Sie lehnen es mit ihrem Antrag ab, dass die Subventionen stärker an ökologischen und sozialen Standards orientiert werden. Sie lehnen es ab, die Modulation und die 2. Säule der Agrarförderung besser auszustatten. Damit stellen sie sich gegen die Ziele der EU-Agrarreform und ignorieren, was ihnen der Doktor sagt. Sie wollen keine Erhöhung der Agrarumweltprogramme für die nachhaltige Entwicklung des Ländlichen Raumes. Das sollten sie vielleicht auch allen sagen, die von diesen Programmen profitieren.
Dass es auch anders geht, zeigt Bayern. Dort sollen 66 Prozent der ELER-Mittel 2007-2013 in den Umweltbereich fließen, in Niedersachsen nur 24 Prozent. In Niedersachsen werden immer noch die meisten Mittel für die industrielle Landwirtschaft ausgegeben.
Beim Biolandbau hinkt Niedersachsen hinterher und auf den Milchstreik reagieren sie auch nur achselzuckend. Sie setzen in ihrem Antrag auf Quotenausstieg 2013 und werden damit viele niedersächsische Milchviehhalter in den Ruin treiben. Wir stehen im Gegensatz zu CDU/FDP auf der Seite der Mehrheit unserer Milchbauern. Diese brauchen faire Preise und höhere Zahlungen für Umweltleistungen wie die Grünlandpflege.
In Deutschland erhalten 0,5 % der Betriebe Zahlungen von über 300.000 Euro, während 70 % der Landwirte weniger als 10.000 Euro pro Jahr erhalten. Ich verstehe auch, warum diese Landesregierung sich weigert, die Direktzahlungen endlich offenzulegen, wie es andere Bundesländer getan haben. Sie fürchten wohl zu Recht, daran könnte man ihre einseitige Politik gegen die große Masse der Landwirte ablesen.

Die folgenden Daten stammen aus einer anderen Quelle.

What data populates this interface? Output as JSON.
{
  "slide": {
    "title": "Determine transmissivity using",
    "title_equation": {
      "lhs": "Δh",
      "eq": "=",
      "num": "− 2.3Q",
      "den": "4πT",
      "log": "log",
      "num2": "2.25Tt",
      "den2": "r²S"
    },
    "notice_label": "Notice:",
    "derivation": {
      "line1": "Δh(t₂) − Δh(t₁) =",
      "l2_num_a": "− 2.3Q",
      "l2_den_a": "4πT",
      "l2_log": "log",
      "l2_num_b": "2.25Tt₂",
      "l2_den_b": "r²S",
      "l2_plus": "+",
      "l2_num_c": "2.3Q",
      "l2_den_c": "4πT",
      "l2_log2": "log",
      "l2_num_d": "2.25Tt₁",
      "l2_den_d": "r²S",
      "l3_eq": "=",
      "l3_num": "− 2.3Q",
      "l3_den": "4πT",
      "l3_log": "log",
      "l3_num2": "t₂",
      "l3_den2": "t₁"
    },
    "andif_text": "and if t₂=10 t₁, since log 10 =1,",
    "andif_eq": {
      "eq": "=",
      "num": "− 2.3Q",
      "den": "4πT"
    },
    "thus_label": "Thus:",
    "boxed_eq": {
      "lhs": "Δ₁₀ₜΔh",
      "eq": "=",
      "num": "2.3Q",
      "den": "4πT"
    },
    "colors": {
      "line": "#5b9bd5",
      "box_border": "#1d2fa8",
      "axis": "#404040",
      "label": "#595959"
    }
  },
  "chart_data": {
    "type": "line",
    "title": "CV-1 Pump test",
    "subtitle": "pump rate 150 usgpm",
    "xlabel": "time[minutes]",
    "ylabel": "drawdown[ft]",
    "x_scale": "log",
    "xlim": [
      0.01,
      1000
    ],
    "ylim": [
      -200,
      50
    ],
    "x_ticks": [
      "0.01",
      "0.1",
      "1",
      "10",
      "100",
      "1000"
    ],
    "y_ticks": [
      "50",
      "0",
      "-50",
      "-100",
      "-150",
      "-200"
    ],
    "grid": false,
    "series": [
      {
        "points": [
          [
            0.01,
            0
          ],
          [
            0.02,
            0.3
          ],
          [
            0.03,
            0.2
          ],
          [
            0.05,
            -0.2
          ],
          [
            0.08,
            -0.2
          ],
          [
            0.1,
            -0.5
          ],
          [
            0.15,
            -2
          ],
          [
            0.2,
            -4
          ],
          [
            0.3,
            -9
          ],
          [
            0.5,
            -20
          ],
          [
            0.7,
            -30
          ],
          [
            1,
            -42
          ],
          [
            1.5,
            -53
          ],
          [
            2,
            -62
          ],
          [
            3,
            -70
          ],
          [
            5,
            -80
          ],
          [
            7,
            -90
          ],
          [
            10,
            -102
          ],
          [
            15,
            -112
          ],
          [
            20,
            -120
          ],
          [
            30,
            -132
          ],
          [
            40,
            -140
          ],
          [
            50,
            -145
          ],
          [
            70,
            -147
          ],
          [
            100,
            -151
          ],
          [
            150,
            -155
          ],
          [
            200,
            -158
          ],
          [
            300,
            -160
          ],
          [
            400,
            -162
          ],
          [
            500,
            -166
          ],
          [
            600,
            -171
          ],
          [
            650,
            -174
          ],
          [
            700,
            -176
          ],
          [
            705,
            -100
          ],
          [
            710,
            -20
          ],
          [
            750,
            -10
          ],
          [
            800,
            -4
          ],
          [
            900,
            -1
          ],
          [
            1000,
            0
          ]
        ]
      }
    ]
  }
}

Nun hat die EU-Kommission ganz moderat die Kappung von 3 Prozent bei den Direktzahlungen über 100.000 Euro vorgeschlagen. Wir Grüne wollen die Zahlungen stärker an den Erhalt von Arbeitsplätzen und Naturschutz koppeln.
Anrede,
Es war weise von der EU-Kommission, die Überprüfung der Subventionspolitik "Health Check" zu nennen. Viele Krankheiten und Risiken sind aufgedeckt worden, verbunden mit vielen guten Verbesserungsvorschlägen zur Gesundung. Bei der Landesregierung hat man hingegen den Eindruck, sie verhalten sich wie ein Kettenraucher beim Arzt. Der hört sich auch beim Gesundheitscheck die Probleme und Risiken an und macht nachher weiter wie bisher.
Wir Grüne wollen die Warnungen und Vorschläge der EU-Kommission für eine neue zukunftsfähige Agrarpolitik ernst nehmen und die Landwirtschaft modern, effizient, sozial und ökologisch neu ausrichten.Den Antrag der CDU/FDP lehnen wir ab.